John Phillips: A Life in Stone
Lithography and Early Life
You’re 18 years old, an orphan, and your uncle and guardian has just been thrown in debtor’s prison. You have no other family around you. What do you do? Well, if you’re John Phillips (1800–1874), you attempt to run a lithographic printing business out of your uncle’s house; extraordinary for one so young and doubly so as lithography was still a relatively new technology. According to Michael Twyman, in 1819 “the number of lithographic printers in London could still be counted on one hand.”
Engraving vs Lithography
At the time, mass-printed drawings were still commonly engraved on copper plates. It was a time-consuming process. A skilled engraver could take over 40 hours to complete a ten-inch plate and any errors were costly to correct.1

Invented just two decades earlier in 1798 by German playwright Aloys Senefelder, lithography made the process of printing cheaper and simpler. Drawing on a prepared stone surface with waxy ink or chalk and using the repelling properties of fat and water to print the finished design, the need for precise etching was eliminated and errors could be wiped away rather than having to burnish and re-etch a metal plate.

Phillips’ Early Experiments
With few works to reference or professionals to consult, Phillips had taken what information he could find and applied himself to testing and recording different ink to chalk ratios for optimal drawing and printing. He even tinkered with existing press designs, trying to invent a more efficient machine. The results of his experiments are preserved today in his notebooks, held here at the Museum.

Phillips set up shop in his uncle’s house at 15 Buckingham Street and advertised in a circular, “I take the liberty of soliciting Your Attention to my method of Drawing and Printing from Stone. The Process is much cheaper, and is far more expeditious than the common method of Engraving on Copper.”

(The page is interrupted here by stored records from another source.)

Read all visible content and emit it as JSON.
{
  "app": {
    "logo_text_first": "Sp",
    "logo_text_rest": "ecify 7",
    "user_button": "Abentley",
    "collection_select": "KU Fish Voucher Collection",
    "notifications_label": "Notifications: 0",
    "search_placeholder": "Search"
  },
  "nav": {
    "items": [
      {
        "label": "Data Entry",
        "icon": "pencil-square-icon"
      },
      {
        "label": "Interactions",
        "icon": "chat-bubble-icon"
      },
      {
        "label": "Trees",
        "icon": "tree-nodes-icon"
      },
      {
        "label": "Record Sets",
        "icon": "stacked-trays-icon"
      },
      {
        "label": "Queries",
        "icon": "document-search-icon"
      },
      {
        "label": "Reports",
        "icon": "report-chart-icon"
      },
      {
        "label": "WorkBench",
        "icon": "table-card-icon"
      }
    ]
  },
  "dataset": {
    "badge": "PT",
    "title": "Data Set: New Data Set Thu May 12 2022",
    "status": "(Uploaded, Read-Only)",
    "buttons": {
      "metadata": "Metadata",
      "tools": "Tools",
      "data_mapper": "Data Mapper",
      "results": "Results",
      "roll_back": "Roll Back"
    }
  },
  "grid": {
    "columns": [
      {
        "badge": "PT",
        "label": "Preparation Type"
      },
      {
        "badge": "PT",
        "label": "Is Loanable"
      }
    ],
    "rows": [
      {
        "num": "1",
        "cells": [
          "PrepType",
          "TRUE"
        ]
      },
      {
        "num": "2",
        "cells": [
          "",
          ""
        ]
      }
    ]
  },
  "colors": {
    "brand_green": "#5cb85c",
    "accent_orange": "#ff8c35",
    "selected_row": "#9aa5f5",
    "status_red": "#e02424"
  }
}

Family, Fossils and Geology
Having arrived in London in 1815 to live with his uncle, William Smith—later hailed as the father of English Geology—Phillips had spent much of his youth bouncing from relative to boarding school to family friend. Most recently he had stayed with Smith’s friend the Reverend Benjamin Richardson, an avid naturalist and geologist.
William Smith had just published A Delineation of the Strata of England and Wales with part of Scotland…, the first geological map of England and Wales. Smith showed that the relative positioning of specific fossil species in strata could be used to identify the same strata across the UK — a remarkable achievement, but one that nearly ruined him financially. His finances were so desperate that when his nephew arrived he was in the middle of negotiating the sale of his fossil collection to the British Museum.
These same fossils, arranged according to the strata in which they were found, had formed the basis of his great work. Selling them was a huge blow, both personally and professionally; he had collected them himself whilst travelling as a land surveyor, consulted them frequently in his studies, and given access to any scientist wishing to see them. It also meant they would need to be formally catalogued to be useful.
Luckily his newly arrived nephew had a talent for drawing and a keen interest in shells and geology; Phillips had by then begun his experiments with lithographic printing, conscious of the enormous cost savings possible for publications, both for his uncle and his own work on fossil conchology. He became the person Smith needed to assist in drawing, arranging, and cataloguing the fossils for publication before they were crated up and sent away. This led to the publication of Strata Identified by Fossils (1816) and Stratigraphical System of Organized Fossils (1817). It was then that Phillips began experimenting with lithographic printing, conscious of the enormous cost savings possible for publications, both for his uncle and his own work on fossil conchology.

Notebooks, Inventions and Later Life
Phillips’ notebooks are filled with detailed observations of natural history from his travels across the UK. They also show his fascination with all things mechanical; doodling whimsical contraptions meant to solve the day-to-day problems of the active naturalist.

With an interest in geology and a fascination with technology, it’s hardly surprising that when Phillips found himself with no support and no money he would see if his interest in lithography or “stone writing” could help with his pressing financial problems. But did it work? Did John Phillips make any money?
While we hold Phillips’ personal and research papers, sadly no record of sales or responses survive. What we do know is that after William Smith was released from debtor’s prison the house was repossessed and Smith, along with his wife and nephew, left London to eke out a living as itinerant mineral surveyors.


Phillips’ experiment notes
Phillips remained a lifelong advocate for science and technology and went on to become a well-respected geologist, the first keeper of the Museum, and only the second Professor of Geology in Oxford. Tragically, after a convivial dinner on 23 April 1874 at All Souls College Phillips slipped and fell down a flight of stone steps, falling into a coma never to awake.